Detection of carbapenem resistance genes by polymerase chain reaction (PCR) and sequencing - The presence of genes encoding class A (bla KPC, bla GES, bla BKC), class B (bla IMP, bla VIM, bla GIM, bla SPM, bla SIM-1, and bla NDM-1), and class D (bla OXA-23-like, bla OXA-143-like, bla OXA-58-like, bla OXA-24/40-like, and bla OXA-51-like) β-lactamases with carbapenemase activity was detected by PCR and sequencing in the carbapenem-resistant isolates as previously described. , , , , ,

The presence of the ISAba1 upstream the bla OXA genes was also investigated.

RESULTS AND DISCUSSION

The phenotypic analysis revealed that all carbapenem-resistant strains (n = 27) presented the XDR phenotype, since they were susceptible only to polymixin B, minocycline and tetracycline (Table). All strains were positive for the Modified Hodge Test, indicating carbapenemase production.

PFGE and MLST analyses demonstrated the concomitant occurrence of three XDR lineages in HGR from 2016 to 2018. The ST1PAS/ST109OXF (Clone C; n = 9), ST79PAS/ST758OXF (Clone A; n = 12) and ST78PAS/ST944OXF (Clone B; n = 6), corresponded to the high-risk pandemic International Clone I (IC-1), International Clone V (IC-5) and International Clone VI (IC-6), respectively (Table). , , , , Previous studies had already reported the dissemination and the high prevalence of multidrug resistant A. baumannii from CC1 (ST1/IC-1), CC15 (ST180) and CC79 (ST79/IC-5) in Brazil. , , Here, it was demonstrated that CC1 and CC79 are also prevalent in a clinical setting from the Amazon Region (Table). Interestingly, considering Brazil, the IC-6 seems to be restricted, so far, to this clinical setting in the Amazon Region, although it has been involved with outbreaks worldwide since 2006. , These findings stress the spatial temporal persistence and dissemination potential of these three pandemic lineages, since they also occurred in the Brazilian Amazon Region, at least, during 2016-2018.

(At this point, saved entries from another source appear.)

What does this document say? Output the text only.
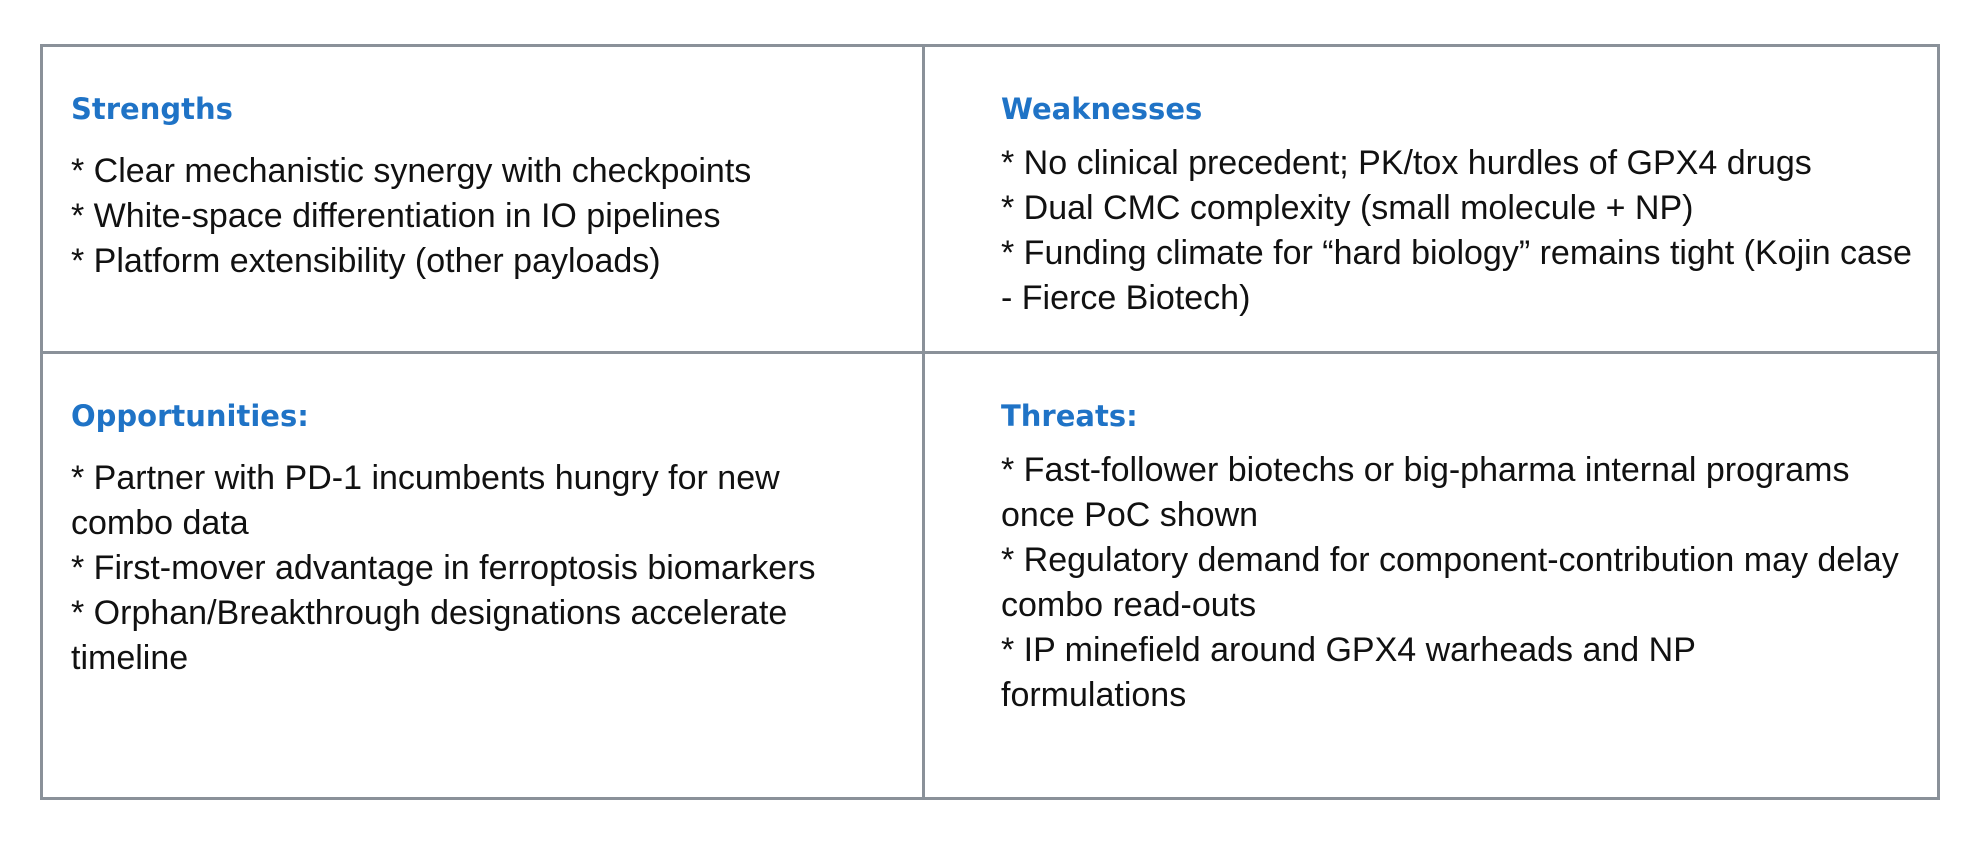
Strengths
* Clear mechanistic synergy with checkpoints
* White-space differentiation in IO pipelines
* Platform extensibility (other payloads)
Weaknesses
* No clinical precedent; PK/tox hurdles of GPX4 drugs
* Dual CMC complexity (small molecule + NP)
* Funding climate for “hard biology” remains tight (Kojin case - Fierce Biotech)
Opportunities:
* Partner with PD-1 incumbents hungry for new combo data
* First-mover advantage in ferroptosis biomarkers
* Orphan/Breakthrough designations accelerate timeline
Threats:
* Fast-follower biotechs or big-pharma internal programs once PoC shown
* Regulatory demand for component-contribution may delay combo read-outs
* IP minefield around GPX4 warheads and NP formulations
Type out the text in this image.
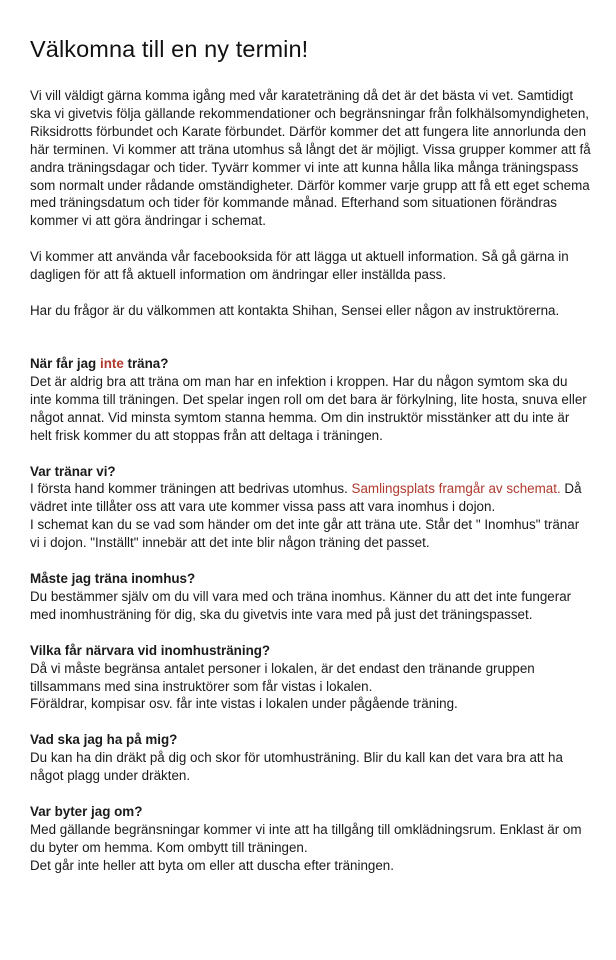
Välkomna till en ny termin!

Vi vill väldigt gärna komma igång med vår karateträning då det är det bästa vi vet. Samtidigt ska vi givetvis följa gällande rekommendationer och begränsningar från folkhälsomyndigheten, Riksidrotts förbundet och Karate förbundet. Därför kommer det att fungera lite annorlunda den här terminen. Vi kommer att träna utomhus så långt det är möjligt. Vissa grupper kommer att få andra träningsdagar och tider. Tyvärr kommer vi inte att kunna hålla lika många träningspass som normalt under rådande omständigheter. Därför kommer varje grupp att få ett eget schema med träningsdatum och tider för kommande månad. Efterhand som situationen förändras kommer vi att göra ändringar i schemat.

Vi kommer att använda vår facebooksida för att lägga ut aktuell information. Så gå gärna in dagligen för att få aktuell information om ändringar eller inställda pass.

Har du frågor är du välkommen att kontakta Shihan, Sensei eller någon av instruktörerna.

När får jag inte träna?

Det är aldrig bra att träna om man har en infektion i kroppen. Har du någon symtom ska du inte komma till träningen. Det spelar ingen roll om det bara är förkylning, lite hosta, snuva eller något annat. Vid minsta symtom stanna hemma. Om din instruktör misstänker att du inte är helt frisk kommer du att stoppas från att deltaga i träningen.

Var tränar vi?

I första hand kommer träningen att bedrivas utomhus. Samlingsplats framgår av schemat. Då vädret inte tillåter oss att vara ute kommer vissa pass att vara inomhus i dojon.

I schemat kan du se vad som händer om det inte går att träna ute. Står det " Inomhus" tränar vi i dojon. "Inställt" innebär att det inte blir någon träning det passet.

Måste jag träna inomhus?

Du bestämmer själv om du vill vara med och träna inomhus. Känner du att det inte fungerar med inomhusträning för dig, ska du givetvis inte vara med på just det träningspasset.

Vilka får närvara vid inomhusträning?

Då vi måste begränsa antalet personer i lokalen, är det endast den tränande gruppen tillsammans med sina instruktörer som får vistas i lokalen.

Föräldrar, kompisar osv. får inte vistas i lokalen under pågående träning.

Vad ska jag ha på mig?

Du kan ha din dräkt på dig och skor för utomhusträning. Blir du kall kan det vara bra att ha något plagg under dräkten.

Var byter jag om?

Med gällande begränsningar kommer vi inte att ha tillgång till omklädningsrum. Enklast är om du byter om hemma. Kom ombytt till träningen.

Det går inte heller att byta om eller att duscha efter träningen.
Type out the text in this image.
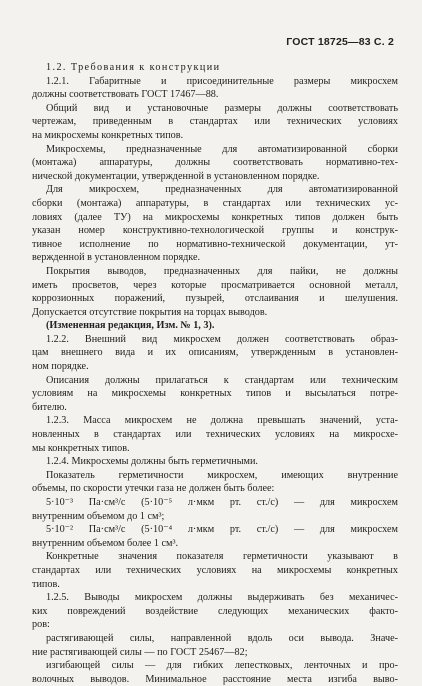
ГОСТ 18725—83 С. 2
1.2. Требования к конструкции
1.2.1. Габаритные и присоединительные размеры микросхем
должны соответствовать ГОСТ 17467—88.
Общий вид и установочные размеры должны соответствовать
чертежам, приведенным в стандартах или технических условиях
на микросхемы конкретных типов.
Микросхемы, предназначенные для автоматизированной сборки
(монтажа) аппаратуры, должны соответствовать нормативно-тех-
нической документации, утвержденной в установленном порядке.
Для микросхем, предназначенных для автоматизированной
сборки (монтажа) аппаратуры, в стандартах или технических ус-
ловиях (далее ТУ) на микросхемы конкретных типов должен быть
указан номер конструктивно-технологической группы и конструк-
тивное исполнение по нормативно-технической документации, ут-
вержденной в установленном порядке.
Покрытия выводов, предназначенных для пайки, не должны
иметь просветов, через которые просматривается основной металл,
коррозионных поражений, пузырей, отслаивания и шелушения.
Допускается отсутствие покрытия на торцах выводов.
(Измененная редакция, Изм. № 1, 3).
1.2.2. Внешний вид микросхем должен соответствовать образ-
цам внешнего вида и их описаниям, утвержденным в установлен-
ном порядке.
Описания должны прилагаться к стандартам или техническим
условиям на микросхемы конкретных типов и высылаться потре-
бителю.
1.2.3. Масса микросхем не должна превышать значений, уста-
новленных в стандартах или технических условиях на микросхе-
мы конкретных типов.
1.2.4. Микросхемы должны быть герметичными.
Показатель герметичности микросхем, имеющих внутренние
объемы, по скорости утечки газа не должен быть более:
5·10⁻³ Па·см³/с (5·10⁻⁵ л·мкм рт. ст./с) — для микросхем
внутренним объемом до 1 см³;
5·10⁻² Па·см³/с (5·10⁻⁴ л·мкм рт. ст./с) — для микросхем
внутренним объемом более 1 см³.
Конкретные значения показателя герметичности указывают в
стандартах или технических условиях на микросхемы конкретных
типов.
1.2.5. Выводы микросхем должны выдерживать без механичес-
ких повреждений воздействие следующих механических факто-
ров:
растягивающей силы, направленной вдоль оси вывода. Значе-
ние растягивающей силы — по ГОСТ 25467—82;
изгибающей силы — для гибких лепестковых, ленточных и про-
волочных выводов. Минимальное расстояние места изгиба выво-
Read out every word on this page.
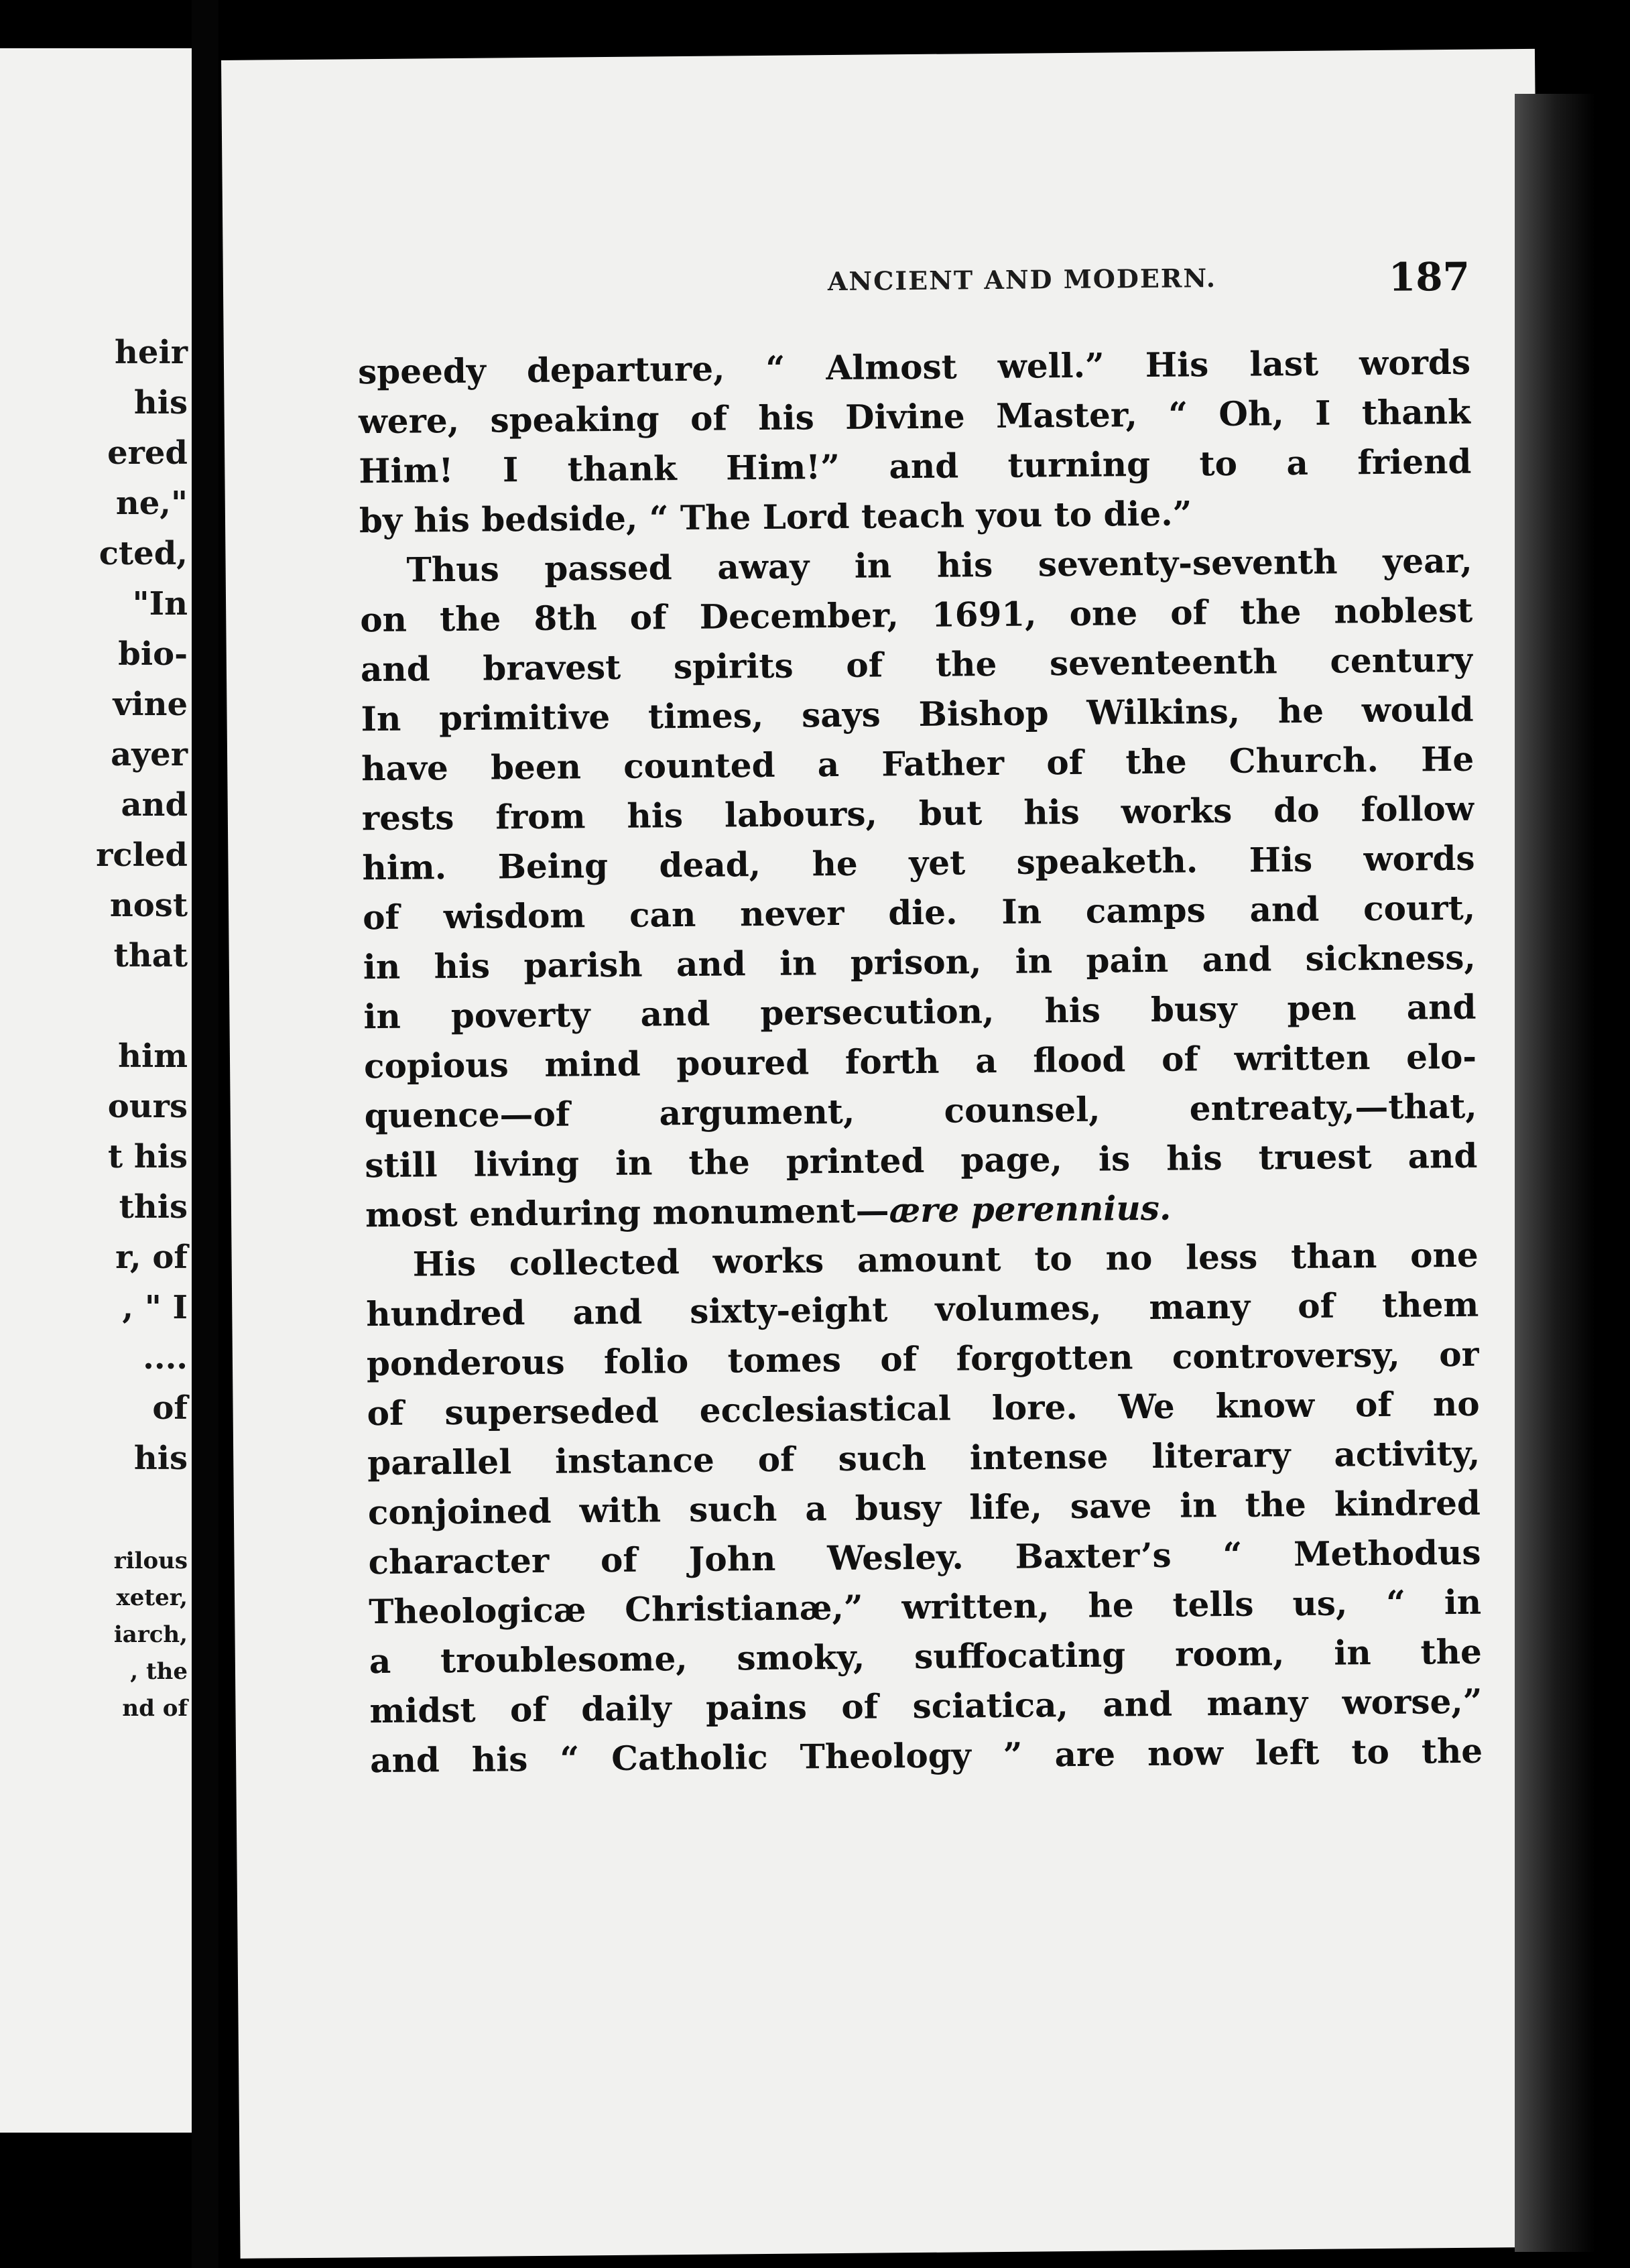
heir

his

ered

ne,"

cted,

"In

bio-

vine

ayer

and

rcled

nost

that

him

ours

t his

this

r, of

, " I

....

of

his

rilous

xeter,

iarch,

, the

nd of

ANCIENT AND MODERN.	187

speedy departure, “ Almost well.” His last words
were, speaking of his Divine Master, “ Oh, I thank
Him! I thank Him!” and turning to a friend
by his bedside, “ The Lord teach you to die.”
Thus passed away in his seventy-seventh year,
on the 8th of December, 1691, one of the noblest
and bravest spirits of the seventeenth century
In primitive times, says Bishop Wilkins, he would
have been counted a Father of the Church. He
rests from his labours, but his works do follow
him. Being dead, he yet speaketh. His words
of wisdom can never die. In camps and court,
in his parish and in prison, in pain and sickness,
in poverty and persecution, his busy pen and
copious mind poured forth a flood of written elo-
quence—of argument, counsel, entreaty,—that,
still living in the printed page, is his truest and
most enduring monument—ære perennius.
His collected works amount to no less than one
hundred and sixty-eight volumes, many of them
ponderous folio tomes of forgotten controversy, or
of superseded ecclesiastical lore. We know of no
parallel instance of such intense literary activity,
conjoined with such a busy life, save in the kindred
character of John Wesley. Baxter’s “ Methodus
Theologicæ Christianæ,” written, he tells us, “ in
a troublesome, smoky, suffocating room, in the
midst of daily pains of sciatica, and many worse,”
and his “ Catholic Theology ” are now left to the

The bla OXA-23, in association with ISAba sequences, is one of the most widespread CHDL among A. baumannii in Brazil, and it has been disseminated in the country by the high-risk pandemic lineages from CC1 (IC-1), CC79 (IC-5) and CC15. However, most of these studies focused on clinical settings placed in the Southeast and South regions of Brazil. , , , , Similarly, we verified that bla OXA-23 was also the most prevalent carbapenemase gene among IC-1 and IC-5 XDR A. baumannii from Boa Vista (Table), and that it was found downstream ISAba1 and ISAba3, explaining the observed carbapenem resistance in IC-1 and IC-5 strains, respectively. Instead, the IC-6 strains carried the carbapenemase bla OXA-72 gene flanked by XerC/XerD binding sites. However, in spite of that, it was previously demonstrated that, even in the absence of ISAba sequences, bla OXA-72 had contributed to the carbapenem resistance. ,

In conclusion - This study unraveled, by the first time, the epidemiological context of A. baumannii infections in a city from the Amazon Region. This scenario resembled that observed in cosmopolitan regions around the world, since it was verified that the nosocomial infections that occurred in Boa Vista from 2016 to 2018 was concomitantly caused by three XDR international clones, IC-1, IC-5 and IC-6, the latter only recently reported in Brazil (more precisely, in Boa Vista city). Such situation is probably due to the A. baumannii long-term ability to persist and survive in hospital environments, together with the person-to-person transmission and the global human mobility. Therefore, these findings provided a more complete picture concerning the importance of high-risk pandemic clones in the international dissemination of resistance, reinforcing the need of an epidemiological tracking of A. baumannii XDR strains and its associated carbapenemase coding genes even outside densely populated cosmopolitan regions.